Despite the abovementioned limitations of ESAT-6, it presents several benefits as a vaccine antigen. According to previous reports on the development of ESAT-6 as a vaccine antigen, ESAT-6 is highly potent and can induce good CD4+ T cell and CTL responses to protect hosts against TB. The difficulty associated with the use of ESAT-6 appears to be the possibility of toxicity due to the immunization method. We propose the development of a novel cell-based vaccine that can overcome the low immunogenicity of ESAT-6. It appears that it is better to use a viral vector to deliver ESAT-6 antigen to APCs since ESAT-6 can suppress APC function.
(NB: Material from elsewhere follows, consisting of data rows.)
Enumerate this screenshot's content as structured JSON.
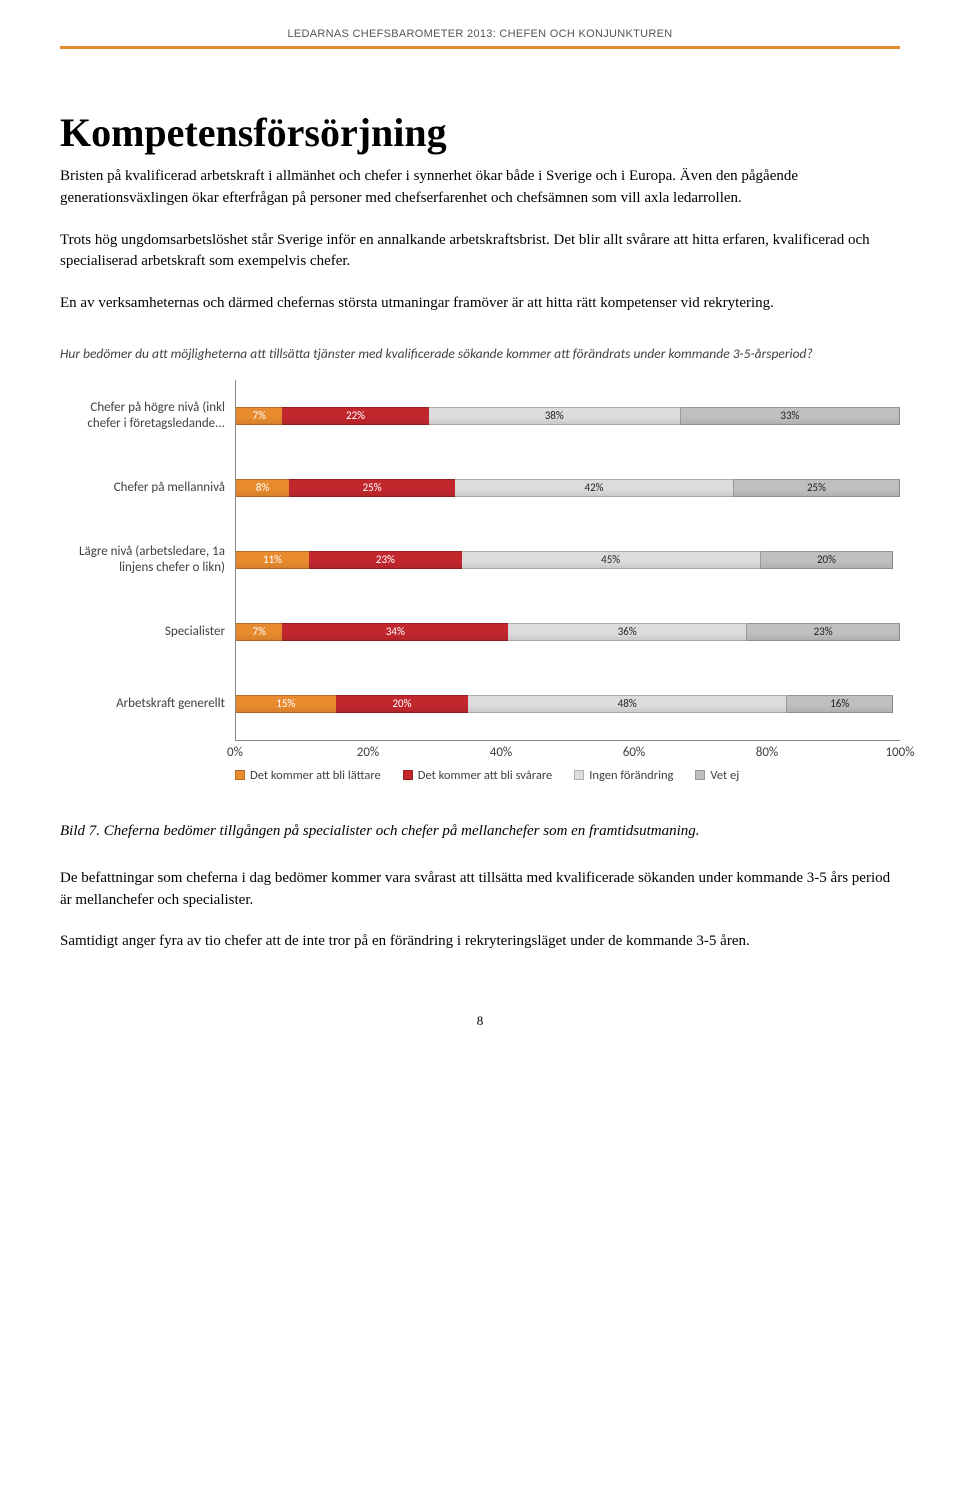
{
  "header": "LEDARNAS CHEFSBAROMETER 2013: CHEFEN OCH KONJUNKTUREN",
  "title": "Kompetensförsörjning",
  "p1": "Bristen på kvalificerad arbetskraft i allmänhet och chefer i synnerhet ökar både i Sverige och i Europa. Även den pågående generationsväxlingen ökar efterfrågan på personer med chefserfarenhet och chefsämnen som vill axla ledarrollen.",
  "p2": "Trots hög ungdomsarbetslöshet står Sverige inför en annalkande arbetskraftsbrist. Det blir allt svårare att hitta erfaren, kvalificerad och specialiserad arbetskraft som exempelvis chefer.",
  "p3": "En av verksamheternas och därmed chefernas största utmaningar framöver är att hitta rätt kompetenser vid rekrytering.",
  "chart": {
    "question": "Hur bedömer du att möjligheterna att tillsätta tjänster med kvalificerade sökande kommer att förändrats under kommande 3-5-årsperiod?",
    "colors": {
      "lattare": "#e88b2e",
      "svarare": "#c1272d",
      "ingen": "#dcdcdc",
      "vetej": "#bfbfbf",
      "axis": "#888888",
      "text": "#404040"
    },
    "legend": [
      {
        "label": "Det kommer att bli lättare",
        "colorKey": "lattare"
      },
      {
        "label": "Det kommer att bli svårare",
        "colorKey": "svarare"
      },
      {
        "label": "Ingen förändring",
        "colorKey": "ingen"
      },
      {
        "label": "Vet ej",
        "colorKey": "vetej"
      }
    ],
    "xticks": [
      "0%",
      "20%",
      "40%",
      "60%",
      "80%",
      "100%"
    ],
    "rows": [
      {
        "label": "Chefer på högre nivå (inkl chefer i företagsledande...",
        "segments": [
          {
            "v": 7,
            "label": "7%",
            "colorKey": "lattare"
          },
          {
            "v": 22,
            "label": "22%",
            "colorKey": "svarare"
          },
          {
            "v": 38,
            "label": "38%",
            "colorKey": "ingen"
          },
          {
            "v": 33,
            "label": "33%",
            "colorKey": "vetej"
          }
        ]
      },
      {
        "label": "Chefer på mellannivå",
        "segments": [
          {
            "v": 8,
            "label": "8%",
            "colorKey": "lattare"
          },
          {
            "v": 25,
            "label": "25%",
            "colorKey": "svarare"
          },
          {
            "v": 42,
            "label": "42%",
            "colorKey": "ingen"
          },
          {
            "v": 25,
            "label": "25%",
            "colorKey": "vetej"
          }
        ]
      },
      {
        "label": "Lägre nivå (arbetsledare, 1a linjens chefer o likn)",
        "segments": [
          {
            "v": 11,
            "label": "11%",
            "colorKey": "lattare"
          },
          {
            "v": 23,
            "label": "23%",
            "colorKey": "svarare"
          },
          {
            "v": 45,
            "label": "45%",
            "colorKey": "ingen"
          },
          {
            "v": 20,
            "label": "20%",
            "colorKey": "vetej"
          }
        ]
      },
      {
        "label": "Specialister",
        "segments": [
          {
            "v": 7,
            "label": "7%",
            "colorKey": "lattare"
          },
          {
            "v": 34,
            "label": "34%",
            "colorKey": "svarare"
          },
          {
            "v": 36,
            "label": "36%",
            "colorKey": "ingen"
          },
          {
            "v": 23,
            "label": "23%",
            "colorKey": "vetej"
          }
        ]
      },
      {
        "label": "Arbetskraft generellt",
        "segments": [
          {
            "v": 15,
            "label": "15%",
            "colorKey": "lattare"
          },
          {
            "v": 20,
            "label": "20%",
            "colorKey": "svarare"
          },
          {
            "v": 48,
            "label": "48%",
            "colorKey": "ingen"
          },
          {
            "v": 16,
            "label": "16%",
            "colorKey": "vetej"
          }
        ]
      }
    ]
  },
  "caption": "Bild 7. Cheferna bedömer tillgången på specialister och chefer på mellanchefer som en framtidsutmaning.",
  "p4": "De befattningar som cheferna i dag bedömer kommer vara svårast att tillsätta med kvalificerade sökanden under kommande 3-5 års period är mellanchefer och specialister.",
  "p5": "Samtidigt anger fyra av tio chefer att de inte tror på en förändring i rekryteringsläget under de kommande 3-5 åren.",
  "pageNum": "8"
}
Although dendritic-cell-based vaccines are well-known, we suggest the development of B-cell-based vaccines because they can sufficiently activate CD4+ T cell and CTL responses. Moreover, it is reported that an α-GalCer-loaded B cell-based vaccine induced NKT cell activation to boost immune responses elicited by a B-cell-based vaccine. Thus, a cell-based vaccine containing ESAT-6 could be a novel prophylactic and therapeutic vaccine that can enhance protection against M. tuberculosis infection.